The social cost of leaded gasoline: Evidence from regulatory exemptions
Date and TimeThursday 06/27/2019 10:00AM to 11:30AM EDT
Contact: Carl Pasurka, 202-566-2275
Presenter: Alex Hollingsworth (School of Public and Environmental Affairs, Indiana University)
Description: Despite the well-established link between lead exposure and adverse health effects, lead is still used in gasoline in the United States for aviation and automotive racing. We exploit a natural experiment where two major stock car racing organizations switched from leaded to unleaded gasoline in 2007 and find robust evidence that leaded gasoline use increases ambient lead concentrations, increases rates of elevated blood lead levels, reduces standardized test scores, and increases cardiovascular and respiratory elderly mortality.
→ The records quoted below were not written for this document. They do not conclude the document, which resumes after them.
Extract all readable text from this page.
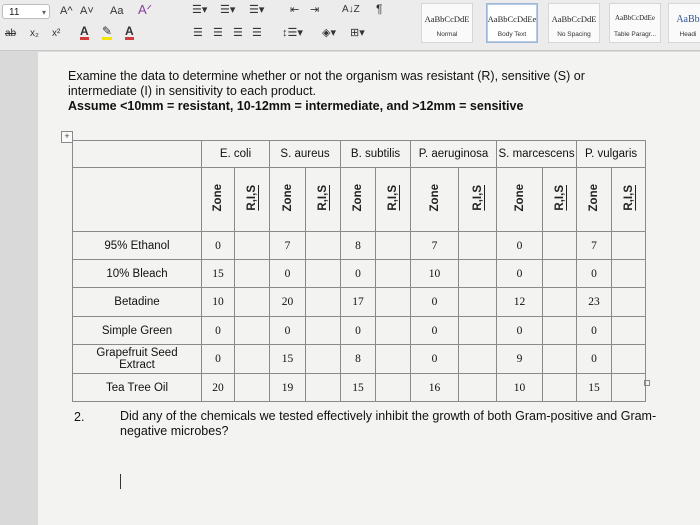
11	▾ A^ A˅ Aa Aᐟ	☰▾ ☰▾ ☰▾ ⇤ ⇥ A↓Z ¶
ab x₂ x² A ✎ A	☰ ☰ ☰ ☰ ↕☰▾ ◈▾ ⊞▾
AaBbCcDdE
Normal
AaBbCcDdEe
Body Text
AaBbCcDdE
No Spacing
AaBbCcDdEe
Table Paragr...
AaBb
Headi
Examine the data to determine whether or not the organism was resistant (R), sensitive (S) or
intermediate (I) in sensitivity to each product.
Assume <10mm = resistant, 10-12mm = intermediate, and >12mm = sensitive
+
	E. coli		S. aureus		B. subtilis		P. aeruginosa		S. marcescens		P. vulgaris	
	Zone	R,I,S	Zone	R,I,S	Zone	R,I,S	Zone	R,I,S	Zone	R,I,S	Zone	R,I,S
95% Ethanol	0		7		8		7		0		7	
10% Bleach	15		0		0		10		0		0	
Betadine	10		20		17		0		12		23	
Simple Green	0		0		0		0		0		0	
Grapefruit Seed Extract	0		15		8		0		9		0	
Tea Tree Oil	20		19		15		16		10		15	
2.	Did any of the chemicals we tested effectively inhibit the growth of both Gram-positive and Gram-negative microbes?
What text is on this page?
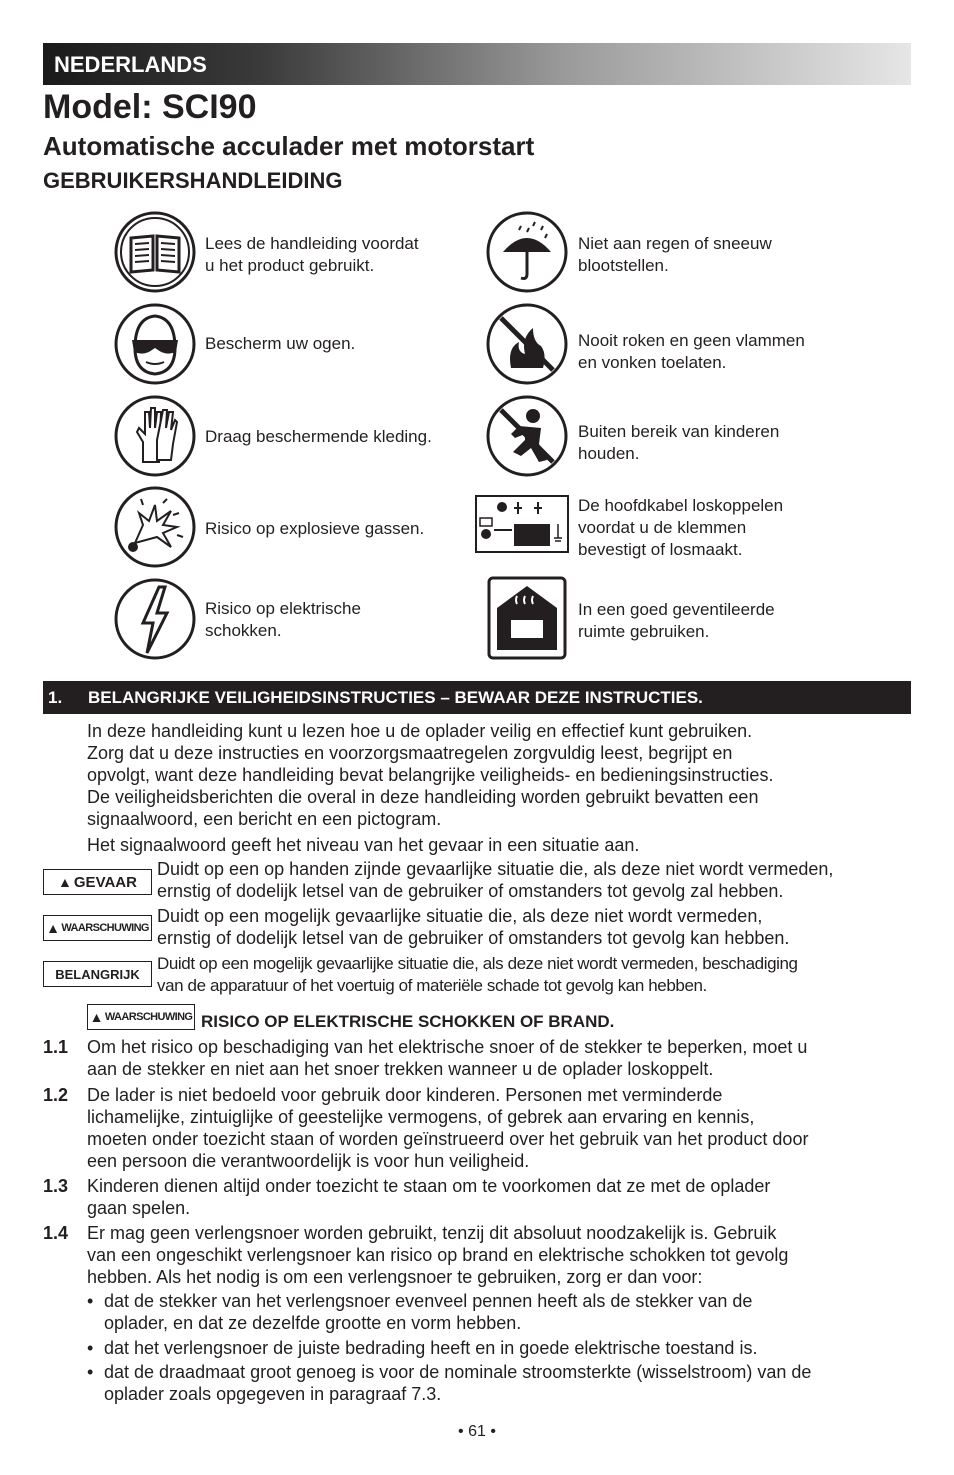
NEDERLANDS
Model: SCI90
Automatische acculader met motorstart
GEBRUIKERSHANDLEIDING
Lees de handleiding voordat
u het product gebruikt.
Bescherm uw ogen.
Draag beschermende kleding.
Risico op explosieve gassen.
Risico op elektrische
schokken.
Niet aan regen of sneeuw
blootstellen.
Nooit roken en geen vlammen
en vonken toelaten.
Buiten bereik van kinderen
houden.
De hoofdkabel loskoppelen
voordat u de klemmen
bevestigt of losmaakt.
In een goed geventileerde
ruimte gebruiken.
1. BELANGRIJKE VEILIGHEIDSINSTRUCTIES – BEWAAR DEZE INSTRUCTIES.
In deze handleiding kunt u lezen hoe u de oplader veilig en effectief kunt gebruiken.
Zorg dat u deze instructies en voorzorgsmaatregelen zorgvuldig leest, begrijpt en
opvolgt, want deze handleiding bevat belangrijke veiligheids- en bedieningsinstructies.
De veiligheidsberichten die overal in deze handleiding worden gebruikt bevatten een
signaalwoord, een bericht en een pictogram.
Het signaalwoord geeft het niveau van het gevaar in een situatie aan.
▲ GEVAAR
Duidt op een op handen zijnde gevaarlijke situatie die, als deze niet wordt vermeden,
ernstig of dodelijk letsel van de gebruiker of omstanders tot gevolg zal hebben.
▲ WAARSCHUWING
Duidt op een mogelijk gevaarlijke situatie die, als deze niet wordt vermeden,
ernstig of dodelijk letsel van de gebruiker of omstanders tot gevolg kan hebben.
BELANGRIJK
Duidt op een mogelijk gevaarlijke situatie die, als deze niet wordt vermeden, beschadiging
van de apparatuur of het voertuig of materiële schade tot gevolg kan hebben.
▲ WAARSCHUWING RISICO OP ELEKTRISCHE SCHOKKEN OF BRAND.
1.1 Om het risico op beschadiging van het elektrische snoer of de stekker te beperken, moet u
aan de stekker en niet aan het snoer trekken wanneer u de oplader loskoppelt.
1.2 De lader is niet bedoeld voor gebruik door kinderen. Personen met verminderde
lichamelijke, zintuiglijke of geestelijke vermogens, of gebrek aan ervaring en kennis,
moeten onder toezicht staan of worden geïnstrueerd over het gebruik van het product door
een persoon die verantwoordelijk is voor hun veiligheid.
1.3 Kinderen dienen altijd onder toezicht te staan om te voorkomen dat ze met de oplader
gaan spelen.
1.4 Er mag geen verlengsnoer worden gebruikt, tenzij dit absoluut noodzakelijk is. Gebruik
van een ongeschikt verlengsnoer kan risico op brand en elektrische schokken tot gevolg
hebben. Als het nodig is om een verlengsnoer te gebruiken, zorg er dan voor:
• dat de stekker van het verlengsnoer evenveel pennen heeft als de stekker van de
oplader, en dat ze dezelfde grootte en vorm hebben.
• dat het verlengsnoer de juiste bedrading heeft en in goede elektrische toestand is.
• dat de draadmaat groot genoeg is voor de nominale stroomsterkte (wisselstroom) van de
oplader zoals opgegeven in paragraaf 7.3.
• 61 •
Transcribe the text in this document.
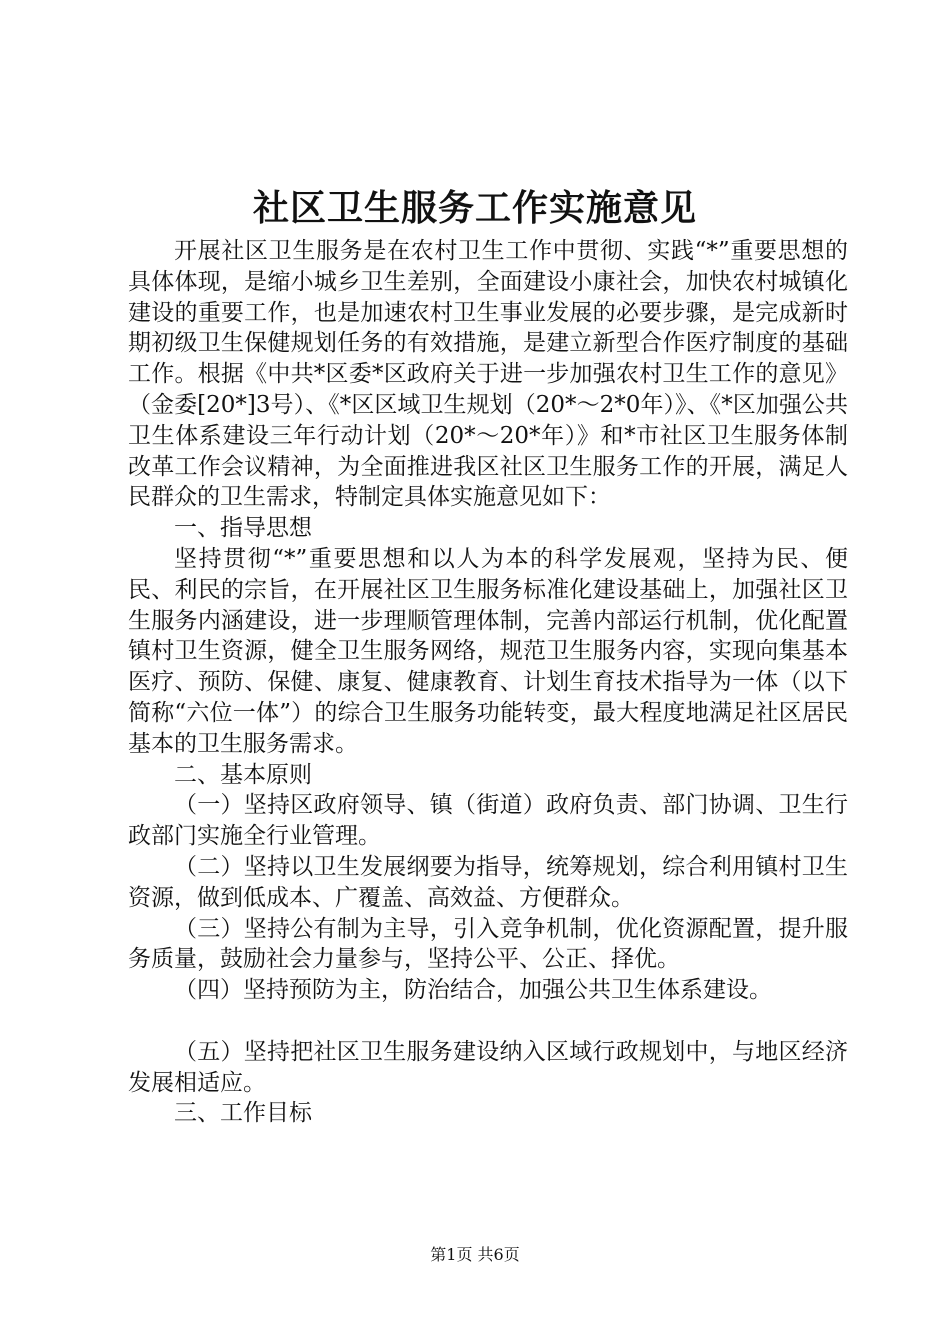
社区卫生服务工作实施意见

开展社区卫生服务是在农村卫生工作中贯彻、实践“*”重要思想的具体体现，是缩小城乡卫生差别，全面建设小康社会，加快农村城镇化建设的重要工作，也是加速农村卫生事业发展的必要步骤，是完成新时期初级卫生保健规划任务的有效措施，是建立新型合作医疗制度的基础工作。根据《中共*区委*区政府关于进一步加强农村卫生工作的意见》（金委[20*]3号）、《*区区域卫生规划（20*～2*0年）》、《*区加强公共卫生体系建设三年行动计划（20*～20*年）》和*市社区卫生服务体制改革工作会议精神，为全面推进我区社区卫生服务工作的开展，满足人民群众的卫生需求，特制定具体实施意见如下：

一、指导思想

坚持贯彻“*”重要思想和以人为本的科学发展观，坚持为民、便民、利民的宗旨，在开展社区卫生服务标准化建设基础上，加强社区卫生服务内涵建设，进一步理顺管理体制，完善内部运行机制，优化配置镇村卫生资源，健全卫生服务网络，规范卫生服务内容，实现向集基本医疗、预防、保健、康复、健康教育、计划生育技术指导为一体（以下简称“六位一体”）的综合卫生服务功能转变，最大程度地满足社区居民基本的卫生服务需求。

二、基本原则

（一）坚持区政府领导、镇（街道）政府负责、部门协调、卫生行政部门实施全行业管理。

（二）坚持以卫生发展纲要为指导，统筹规划，综合利用镇村卫生资源，做到低成本、广覆盖、高效益、方便群众。

（三）坚持公有制为主导，引入竞争机制，优化资源配置，提升服务质量，鼓励社会力量参与，坚持公平、公正、择优。

（四）坚持预防为主，防治结合，加强公共卫生体系建设。

（五）坚持把社区卫生服务建设纳入区域行政规划中，与地区经济发展相适应。

三、工作目标

第1页 共6页
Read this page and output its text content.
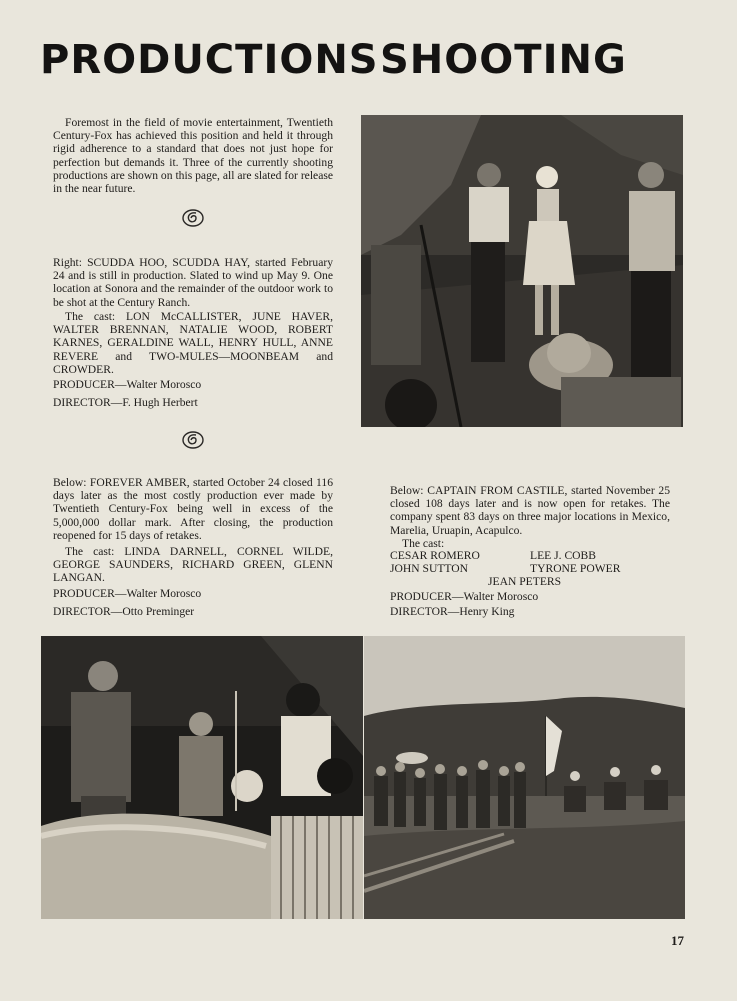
PRODUCTIONS SHOOTING

Foremost in the field of movie entertainment, Twentieth Century-Fox has achieved this position and held it through rigid adherence to a standard that does not just hope for perfection but demands it. Three of the currently shooting productions are shown on this page, all are slated for release in the near future.

Right: SCUDDA HOO, SCUDDA HAY, started February 24 and is still in production. Slated to wind up May 9. One location at Sonora and the remainder of the outdoor work to be shot at the Century Ranch.

The cast: LON McCALLISTER, JUNE HAVER, WALTER BRENNAN, NATALIE WOOD, ROBERT KARNES, GERALDINE WALL, HENRY HULL, ANNE REVERE and TWO-MULES—MOONBEAM and CROWDER.

PRODUCER—Walter Morosco

DIRECTOR—F. Hugh Herbert

Below: FOREVER AMBER, started October 24 closed 116 days later as the most costly production ever made by Twentieth Century-Fox being well in excess of the 5,000,000 dollar mark. After closing, the production reopened for 15 days of retakes.

The cast: LINDA DARNELL, CORNEL WILDE, GEORGE SAUNDERS, RICHARD GREEN, GLENN LANGAN.

PRODUCER—Walter Morosco

DIRECTOR—Otto Preminger

Below: CAPTAIN FROM CASTILE, started November 25 closed 108 days later and is now open for retakes. The company spent 83 days on three major locations in Mexico, Marelia, Uruapin, Acapulco.

The cast:

CESAR ROMERO	LEE J. COBB

JOHN SUTTON	TYRONE POWER

JEAN PETERS

PRODUCER—Walter Morosco

DIRECTOR—Henry King

17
Conservatively, our findings suggest that the average social benefits per child from a permanent 100 pound reduction of annual in-county lead emissions are over $1,900 per child. Automotive races are an ideal setting to study affects of lead because of the large amount of lead emitted (one NASCAR race may emit as much as twice the average airport’s annual lead emissions) and because races continued in the same locations after the removal of lead. Our work makes several contributions to the literature. First, we directly link outcomes to leaded miles driven instead a proxy for lead exposure. Second, we separately identify the effect of lead from other correlated pollutants. Third, we use the same quasi-experimental setting to estimate the impact of lead on each link in emission-outcome chain (air pollution, soil deposition, blood-accumulation, and health outcomes) aiding both internal validity and comparability. Fourth, our setting demonstrates effects of exposure when ambient pollution levels are low, helping to trace out the marginal damage curve at pollution levels that are relevant today. This helps to form more accurate estimates of the costs of industry specific exemptions for the use of leaded gasoline and of the cost of allowing a small amount of lead to remain in unleaded gasoline. Finally, we contribute by estimating a lower bound on the social cost of leaded gasoline.